Something happened over the past two days.

Our next door neighbours, or rather one particular family (like all metrizens in this cramped city, we live within literally, touching distance of the others in our neighbourhood), have decided to demolish their home. Fine, so what, you ask. They see how valuable land now is. Who can blame them?

But along with their home, they have also decided to kill off the two trees -- a mango tree and a coconut tree -- in their compound.

I used to look at those trees from my kitchen window. The mango tree, in particular, was a welcome sight. Bunches of ripe green fruit used to hang heavily from it.

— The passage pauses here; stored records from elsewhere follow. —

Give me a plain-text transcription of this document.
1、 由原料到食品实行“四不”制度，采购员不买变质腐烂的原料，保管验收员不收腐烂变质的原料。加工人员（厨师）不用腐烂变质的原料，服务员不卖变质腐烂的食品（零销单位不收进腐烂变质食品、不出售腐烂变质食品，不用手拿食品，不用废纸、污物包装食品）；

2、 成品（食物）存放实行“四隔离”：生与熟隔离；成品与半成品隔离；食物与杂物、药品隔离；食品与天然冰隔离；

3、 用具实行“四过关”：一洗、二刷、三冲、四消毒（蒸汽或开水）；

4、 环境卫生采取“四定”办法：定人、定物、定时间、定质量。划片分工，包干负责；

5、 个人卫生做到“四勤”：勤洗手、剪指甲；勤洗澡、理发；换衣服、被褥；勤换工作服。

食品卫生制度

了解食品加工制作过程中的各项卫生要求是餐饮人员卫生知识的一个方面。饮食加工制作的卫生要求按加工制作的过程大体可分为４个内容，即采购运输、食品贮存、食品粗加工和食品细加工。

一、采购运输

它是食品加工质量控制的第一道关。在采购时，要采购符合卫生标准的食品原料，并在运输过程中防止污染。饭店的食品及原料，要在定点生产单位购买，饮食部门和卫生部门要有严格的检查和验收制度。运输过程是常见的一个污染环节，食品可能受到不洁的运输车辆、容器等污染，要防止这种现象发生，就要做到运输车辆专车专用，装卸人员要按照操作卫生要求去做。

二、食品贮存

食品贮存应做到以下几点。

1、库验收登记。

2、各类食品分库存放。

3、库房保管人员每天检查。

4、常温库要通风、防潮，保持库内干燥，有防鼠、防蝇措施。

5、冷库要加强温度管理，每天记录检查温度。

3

Looking at it, I'd think of my home in Kerala -- of the time when I was a little girl in a white petticoat helping my father pluck mangoes as they slowly changed from parrot green to a golden reddish-yellow-orange shade.

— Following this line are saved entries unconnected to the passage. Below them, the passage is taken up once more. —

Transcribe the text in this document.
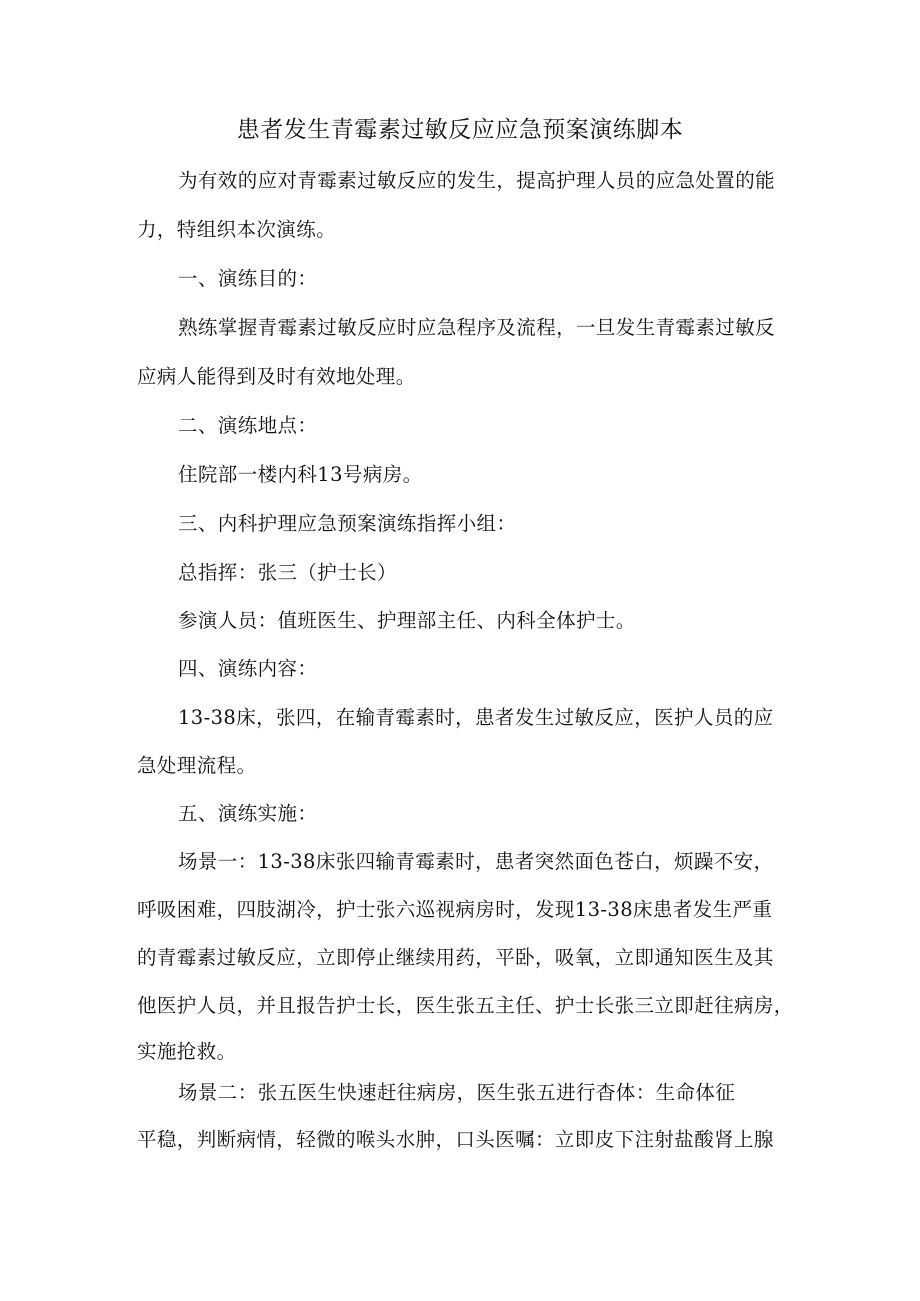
患者发生青霉素过敏反应应急预案演练脚本
为有效的应对青霉素过敏反应的发生，提高护理人员的应急处置的能
力，特组织本次演练。
一、演练目的：
熟练掌握青霉素过敏反应时应急程序及流程，一旦发生青霉素过敏反
应病人能得到及时有效地处理。
二、演练地点：
住院部一楼内科13号病房。
三、内科护理应急预案演练指挥小组：
总指挥：张三（护士长）
参演人员：值班医生、护理部主任、内科全体护士。
四、演练内容：
13-38床，张四，在输青霉素时，患者发生过敏反应，医护人员的应
急处理流程。
五、演练实施：
场景一：13-38床张四输青霉素时，患者突然面色苍白，烦躁不安，
呼吸困难，四肢湖冷，护士张六巡视病房时，发现13-38床患者发生严重
的青霉素过敏反应，立即停止继续用药，平卧，吸氧，立即通知医生及其
他医护人员，并且报告护士长，医生张五主任、护士长张三立即赶往病房，
实施抢救。
场景二：张五医生快速赶往病房，医生张五进行杳体：生命体征
平稳，判断病情，轻微的喉头水肿，口头医嘱：立即皮下注射盐酸肾上腺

That was our annual summer ritual, you see. My father plucked mangoes using a long stick with a hook or a 'kokka' (in my colloquial malayalam) and a basket attached at one end. He'd expertly loop the hook over a particularly promising bunch and the fruit would fall into the basket. My job was to pick them out, wipe off the sap and later, arrange them in rows. We had mangoes in every room. Their fragrance lingered for days, even after we'd eaten them or distributed them to friends and family.

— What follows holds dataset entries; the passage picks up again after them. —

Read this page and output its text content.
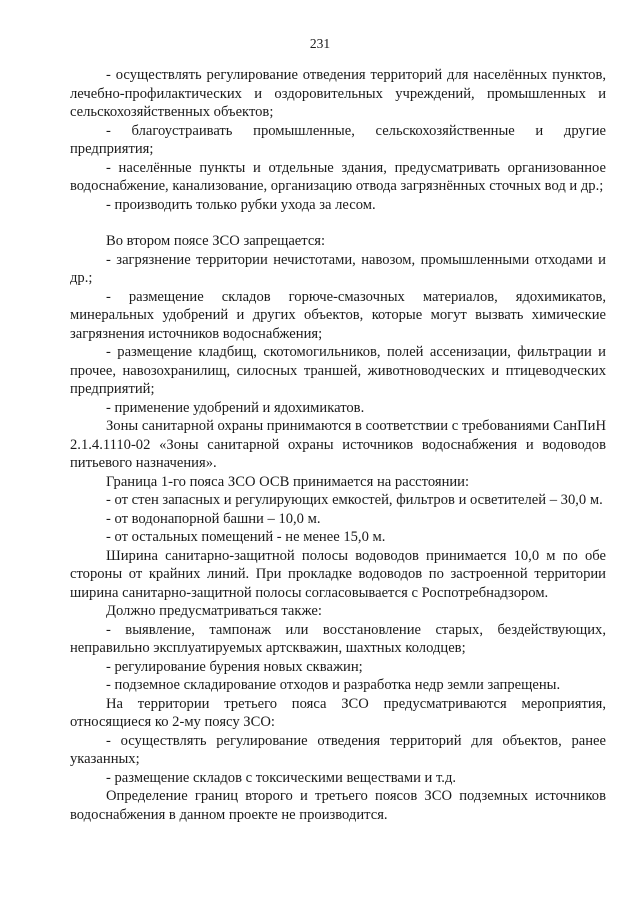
231

- осуществлять регулирование отведения территорий для населённых пунктов, лечебно-профилактических и оздоровительных учреждений, промышленных и сельскохозяйственных объектов;

- благоустраивать промышленные, сельскохозяйственные и другие предприятия;

- населённые пункты и отдельные здания, предусматривать организованное водоснабжение, канализование, организацию отвода загрязнённых сточных вод и др.;

- производить только рубки ухода за лесом.

Во втором поясе ЗСО запрещается:

- загрязнение территории нечистотами, навозом, промышленными отходами и др.;

- размещение складов горюче-смазочных материалов, ядохимикатов, минеральных удобрений и других объектов, которые могут вызвать химические загрязнения источников водоснабжения;

- размещение кладбищ, скотомогильников, полей ассенизации, фильтрации и прочее, навозохранилищ, силосных траншей, животноводческих и птицеводческих предприятий;

- применение удобрений и ядохимикатов.

Зоны санитарной охраны принимаются в соответствии с требованиями СанПиН 2.1.4.1110-02 «Зоны санитарной охраны источников водоснабжения и водоводов питьевого назначения».

Граница 1-го пояса ЗСО ОСВ принимается на расстоянии:

- от стен запасных и регулирующих емкостей, фильтров и осветителей – 30,0 м.

- от водонапорной башни – 10,0 м.

- от остальных помещений - не менее 15,0 м.

Ширина санитарно-защитной полосы водоводов принимается 10,0 м по обе стороны от крайних линий. При прокладке водоводов по застроенной территории ширина санитарно-защитной полосы согласовывается с Роспотребнадзором.

Должно предусматриваться также:

- выявление, тампонаж или восстановление старых, бездействующих, неправильно эксплуатируемых артскважин, шахтных колодцев;

- регулирование бурения новых скважин;

- подземное складирование отходов и разработка недр земли запрещены.

На территории третьего пояса ЗСО предусматриваются мероприятия, относящиеся ко 2-му поясу ЗСО:

- осуществлять регулирование отведения территорий для объектов, ранее указанных;

- размещение складов с токсическими веществами и т.д.

Определение границ второго и третьего поясов ЗСО подземных источников водоснабжения в данном проекте не производится.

I used to think of that time looking at my neighbour's mango tree.

Yesterday they cut the coconut tree first. I heard the sound of wood falling as I prepared my morning filter coffee. The sound hurt my head and closing my eyes didn't help. So I closed the curtain. The dull thuds kept ringing through.

Today morning, the mango tree was gone too. Now there's nothing. Some might say there's more space to build on now. There's more money to be made.

To me, it looks just like a wasteland.